Nirmal, like others, is disappointed at the local and central government’s response to the crisis. “Our volunteers stand in line for hours to get a cylinder refilled and many times they have to go outside Delhi to get oxygen cylinders refilled. We try to source it from wherever it’s available,” Nirmal told VICE World News, adding that their volunteers cross state borders looking to refill oxygen in the neighbouring states of Punjab, Rajasthan, and Haryana.
There are non-profits helping the gurdwara langars with oxygen supplies and resources as well. Ajit Singh, 52, founder of the non-profit organisation Hum Chahkar Govindke said, “Some volunteers work at nights and some in the day to refill oxygen cylinders from wherever we can.
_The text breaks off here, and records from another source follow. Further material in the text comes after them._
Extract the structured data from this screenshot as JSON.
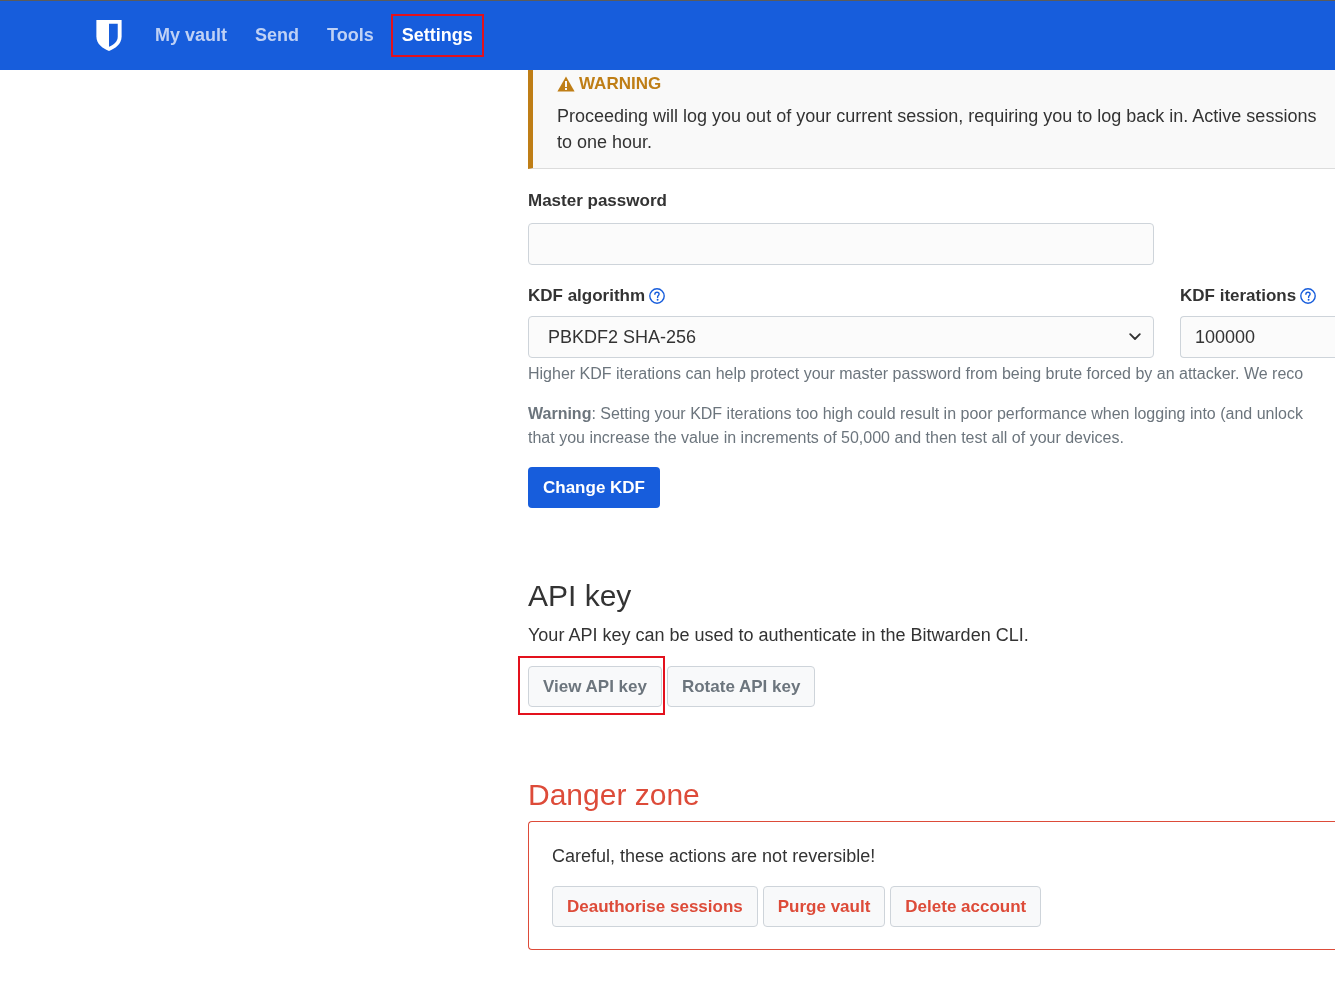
{
  "nav": {
    "items": [
      {
        "label": "My vault",
        "selected": false,
        "highlighted": false
      },
      {
        "label": "Send",
        "selected": false,
        "highlighted": false
      },
      {
        "label": "Tools",
        "selected": false,
        "highlighted": false
      },
      {
        "label": "Settings",
        "selected": true,
        "highlighted": true
      }
    ]
  },
  "warning_callout": {
    "title": "WARNING",
    "lines": [
      "Proceeding will log you out of your current session, requiring you to log back in. Active sessions",
      "to one hour."
    ]
  },
  "master_password": {
    "label": "Master password"
  },
  "kdf_algorithm": {
    "label": "KDF algorithm",
    "value": "PBKDF2 SHA-256"
  },
  "kdf_iterations": {
    "label": "KDF iterations",
    "value": "100000"
  },
  "kdf_help": "Higher KDF iterations can help protect your master password from being brute forced by an attacker. We reco",
  "kdf_warning": {
    "lines": [
      "**Warning**: Setting your KDF iterations too high could result in poor performance when logging into (and unlock",
      "that you increase the value in increments of 50,000 and then test all of your devices."
    ]
  },
  "change_kdf_button": "Change KDF",
  "api_key": {
    "heading": "API key",
    "description": "Your API key can be used to authenticate in the Bitwarden CLI.",
    "buttons": [
      {
        "label": "View API key",
        "highlighted": true
      },
      {
        "label": "Rotate API key",
        "highlighted": false
      }
    ]
  },
  "danger_zone": {
    "heading": "Danger zone",
    "description": "Careful, these actions are not reversible!",
    "buttons": [
      {
        "label": "Deauthorise sessions"
      },
      {
        "label": "Purge vault"
      },
      {
        "label": "Delete account"
      }
    ]
  }
}
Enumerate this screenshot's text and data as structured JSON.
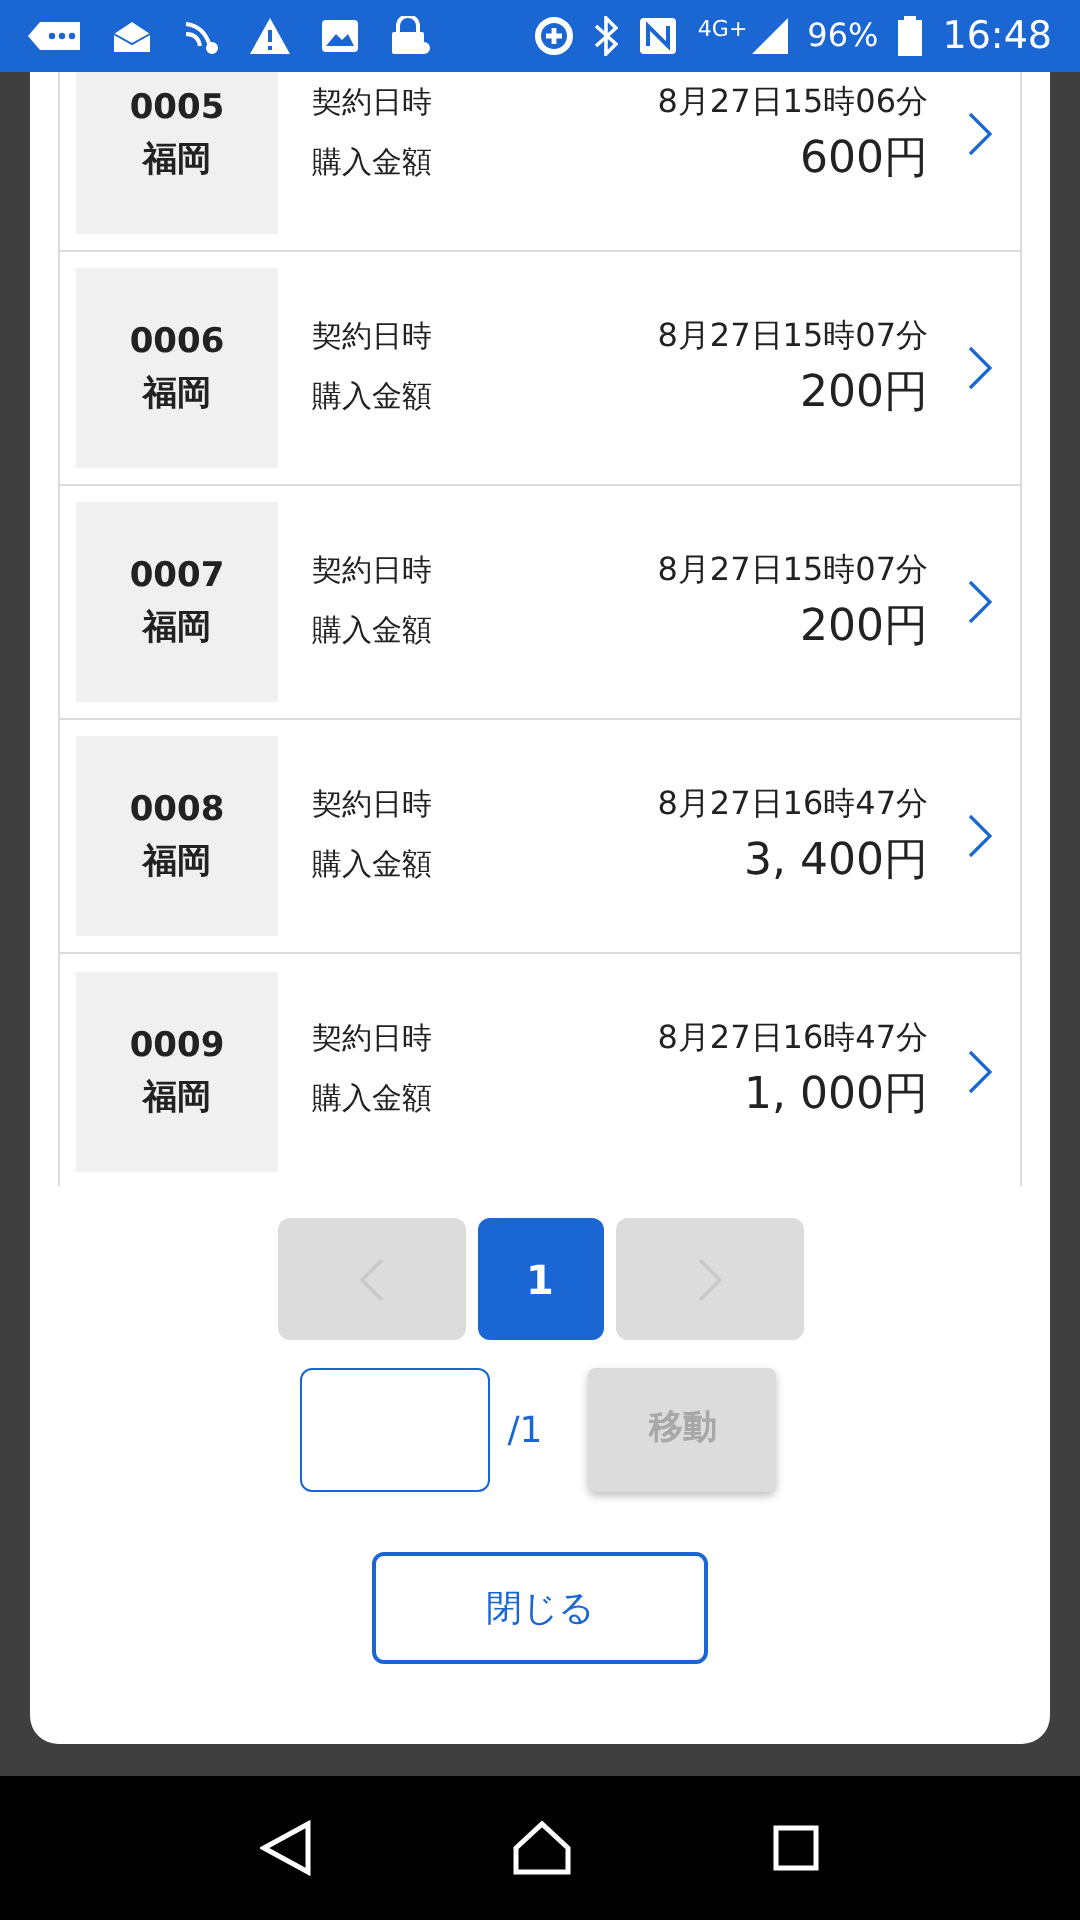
{
  "status_bar": {
    "network": "4G+",
    "battery": "96%",
    "time": "16:48"
  },
  "orders": [
    {
      "code": "0005",
      "place": "福岡",
      "date_label": "契約日時",
      "date": "8月27日15時06分",
      "amount_label": "購入金額",
      "amount": "600円"
    },
    {
      "code": "0006",
      "place": "福岡",
      "date_label": "契約日時",
      "date": "8月27日15時07分",
      "amount_label": "購入金額",
      "amount": "200円"
    },
    {
      "code": "0007",
      "place": "福岡",
      "date_label": "契約日時",
      "date": "8月27日15時07分",
      "amount_label": "購入金額",
      "amount": "200円"
    },
    {
      "code": "0008",
      "place": "福岡",
      "date_label": "契約日時",
      "date": "8月27日16時47分",
      "amount_label": "購入金額",
      "amount": "3, 400円"
    },
    {
      "code": "0009",
      "place": "福岡",
      "date_label": "契約日時",
      "date": "8月27日16時47分",
      "amount_label": "購入金額",
      "amount": "1, 000円"
    }
  ],
  "pagination": {
    "prev_disabled": true,
    "pages": [
      {
        "label": "1",
        "selected": true
      }
    ],
    "next_disabled": true
  },
  "jump": {
    "total": "/1",
    "button": "移動",
    "button_disabled": true
  },
  "close_button": "閉じる"
}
It’s big trouble for us but we are determined to serve. Our Gurunanak (the founder of the Sikh religion) has said humans are all the same be it Muslims, Hindus, Christians and we have to follow the same. This ‘oxygen langar’ will continue until things get better.”
The last week, the gurdwaras provided oxygen to about 100 people a day.
“We have left our families behind and come here daily to help people in whatever small way we can. Our family is worried and think coming here is suicidal. But we see people dying every day in hospitals and even on the roadside.” Ajit told VICE World News. He added, “We have to die one day and if it could be in our home or here, while serving people, I would prefer the latter.”